Eine in den späten 1950er Jahren durchgeführte Substanzerhaltungsmaßnahme zeigte schwerwiegende Folgen: Für den Bau des Dachstuhls in den 1740-er Jahren war in der Region verfügbares Nadelholz verwendet worden. In den 1950-er Jahren wurde festgestellt, dass dieses Holz stark geschädigt war und das daran befestigte Traufgesims abschnittweise abzustürzen drohte. Um das zu verhindern, wurde ein Betongürtel an den äußeren Bereichen des Dachstuhls angebracht, in den zur Stabilisierung auch die Dachbalkenverbindung eingegossen wurde. An diesem Betongürtel wurde das Dachgesims verschraubt und konnte so vor dem Herabstürzen bewahrt werden.

In der Untersuchung im Jahr 2014 musste jedoch festgestellt werden, dass das feuchte Klima an der Nahtstelle von Holzbalken und Betongürtel dazu geführt hatte, dass sich der Hausschwamm ausbreiten konnte. Dieser zersetzte in den vergangenen rund 50 Jahren die Dachbalken soweit, dass diese teilweise bis zu 60 cm verkürzt wurden.

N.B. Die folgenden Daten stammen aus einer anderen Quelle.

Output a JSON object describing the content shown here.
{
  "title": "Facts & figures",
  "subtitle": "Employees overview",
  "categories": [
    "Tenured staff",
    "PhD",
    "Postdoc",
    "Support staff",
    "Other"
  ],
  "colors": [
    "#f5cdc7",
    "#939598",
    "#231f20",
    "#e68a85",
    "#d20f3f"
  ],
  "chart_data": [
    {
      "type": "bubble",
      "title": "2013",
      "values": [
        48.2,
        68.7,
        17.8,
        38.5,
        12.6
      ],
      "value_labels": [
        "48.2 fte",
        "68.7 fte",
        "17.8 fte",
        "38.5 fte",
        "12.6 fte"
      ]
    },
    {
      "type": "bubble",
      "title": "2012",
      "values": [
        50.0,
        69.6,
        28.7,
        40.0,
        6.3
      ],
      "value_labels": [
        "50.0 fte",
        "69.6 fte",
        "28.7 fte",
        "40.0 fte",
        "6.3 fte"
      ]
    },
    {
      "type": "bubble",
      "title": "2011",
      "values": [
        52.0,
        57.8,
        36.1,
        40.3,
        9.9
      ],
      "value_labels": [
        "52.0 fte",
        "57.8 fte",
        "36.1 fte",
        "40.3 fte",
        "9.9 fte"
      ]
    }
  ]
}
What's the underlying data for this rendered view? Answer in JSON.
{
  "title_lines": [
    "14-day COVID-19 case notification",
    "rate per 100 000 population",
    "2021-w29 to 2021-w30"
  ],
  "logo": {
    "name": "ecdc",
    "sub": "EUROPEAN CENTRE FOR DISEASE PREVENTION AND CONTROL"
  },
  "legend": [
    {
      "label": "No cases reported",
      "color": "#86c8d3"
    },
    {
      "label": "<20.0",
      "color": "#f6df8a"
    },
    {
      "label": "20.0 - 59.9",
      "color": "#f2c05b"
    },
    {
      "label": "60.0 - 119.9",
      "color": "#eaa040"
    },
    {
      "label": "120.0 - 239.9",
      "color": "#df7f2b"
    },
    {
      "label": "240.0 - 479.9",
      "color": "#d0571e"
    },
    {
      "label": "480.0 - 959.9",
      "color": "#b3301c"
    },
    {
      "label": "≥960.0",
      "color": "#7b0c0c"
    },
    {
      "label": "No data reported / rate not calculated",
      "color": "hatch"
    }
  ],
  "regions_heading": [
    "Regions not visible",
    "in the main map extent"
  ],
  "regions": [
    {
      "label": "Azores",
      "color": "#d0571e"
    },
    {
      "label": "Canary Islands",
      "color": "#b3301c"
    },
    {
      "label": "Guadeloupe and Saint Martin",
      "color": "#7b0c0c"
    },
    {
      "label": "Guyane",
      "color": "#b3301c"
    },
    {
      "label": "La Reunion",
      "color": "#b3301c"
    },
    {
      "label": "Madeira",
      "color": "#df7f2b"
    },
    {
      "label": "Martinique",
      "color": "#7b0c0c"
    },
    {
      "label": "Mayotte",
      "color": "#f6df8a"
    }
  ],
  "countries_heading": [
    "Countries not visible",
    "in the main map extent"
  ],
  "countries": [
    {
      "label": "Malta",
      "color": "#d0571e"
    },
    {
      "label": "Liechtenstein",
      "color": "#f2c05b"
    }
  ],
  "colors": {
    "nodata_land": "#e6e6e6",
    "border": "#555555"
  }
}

In der Folge setzte sich der Dachstuhl auf die in den Decken verlaufenden Deckenbalken und verursachte von oben nach unten verlaufende Risse in den Decken und Wänden des Schlosses. Das weit auskragende Traufgesims drohte in Teilen abzustürzen und die Statik der Decken war gefährdet. Daher bestand akuter Handlungsbedarf, um die Verkehrssicherheit wiederherzustellen.

Als wesentliche Maßnahme bestand die Notwendigkeit, den Betongürtel zu entfernen, die Statik des Dachstuhls durch Ergänzung der Dach- und Deckenbalken wiederherzustellen und das Gesims neu zu befestigen. Das Konzept hierzu wurde unter Einbezug des Landesdenkmalamtes Baden-Württemberg erstellt. Eine Musterachse wurde fertiggestellt. Auf Basis dieser wurde die Durchführung an allen Balken genehmigt. Die Maßnahmen wurden nach anfänglicher Kenntnis und Einschätzung auf 2,5 Mio. € beziffert. Da aber zu jenem Zeitpunkt nicht alle Balken des Schlosses untersucht werden konnten, war noch unklar, wie stark die einzelnen Balken geschädigt sind und ob es weitere Schadbilder gibt. Im Zuge der sukzessiven Schadbildaufnahme, kamen schließlich auch andere massive Schädigungen zum Vorschein, so dass neben der Sanierung des Traufgesimses zusätzliche Maßnahmen nötig wurden.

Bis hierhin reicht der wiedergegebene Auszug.